Characterization of HIV-human complexes: focus on Vpu
University of California, San Francisco
Basic Biomedical Sciences
Human Immunodeficiency Virus 1(HIV-1) attacks the immune system of humans thereby causing the worldwide pandemic AIDS. An HIV particle is fundamentally a spherical shell made of fat and proteins, enclosing a construction plan for producing more virus particles. Like all viruses, HIV cannot grow or reproduce on its own; in order to make new copies of itself it must enter the cells of a human. Since the virus particle is very small, about a million times smaller than the average cell humans and animals are made of, it can only package very little information, namely exactly nine plans (genes). For comparison, a human cell contains over 20,000 of such genes. In order to realize these blueprints, i.e. to produce new viral components, deliver them to the right place, assemble them and set free a new particles from the cell that can infect new cells, different machineries are needed. Since the virus itself does not have these machines, it uses the ones from its host, the human white blood cell. To do so, viral proteins often mimick parts of cellular machineries so that the cell incorporates the viral protein instead of its own protein. That way the virus hijacks the cellular machinery for its own purpose and misuses it to make new viruses instead of proteins the cell needs. The cell, however, has developed counterstrategies to fight the virus. One of these strategies was discovered only recently: a tether on the surface of the host cell captures newly made viruses so that they cannot escape from the cell. The virus in turn has also developed a countermeasure to defend itself against this tether: one of its nine construction plans contains the information for making a small protein called Vpu, which removes the tether from the cell surface so that the virus can escape.

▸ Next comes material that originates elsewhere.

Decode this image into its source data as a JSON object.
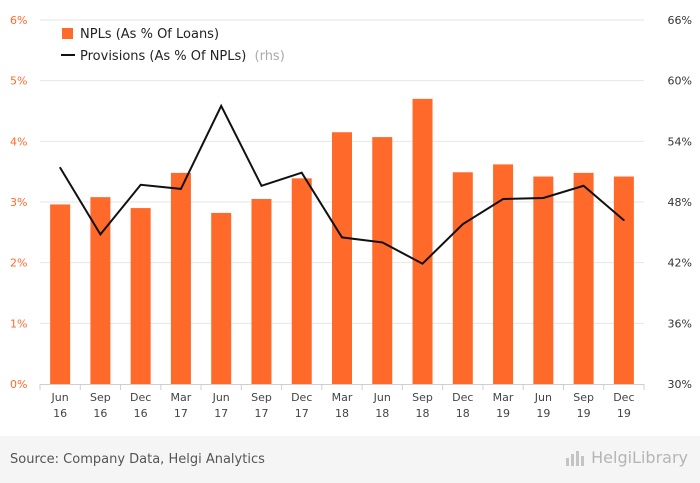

Since every step of the virus replication relies on interactions of viral and human proteins, it is essential for us to identify these interactions so that we can develop drugs to block them. My research proposal therefore aims at identifying HIV-human protein assemblies in a comprehensive and systematic manner by ‘fishing’ each of the HIV proteins out of human blood cells and identify the human protein that bound to it. Since there are always proteins that unspecifically stick to a bait, comparing the different HIV proteins helps to sort out these impurities. I am especially interested in proteins bound by the Vpu protein because it can help to reveal the mechanism of how Vpu removes the antiviral tether from the human cell surface.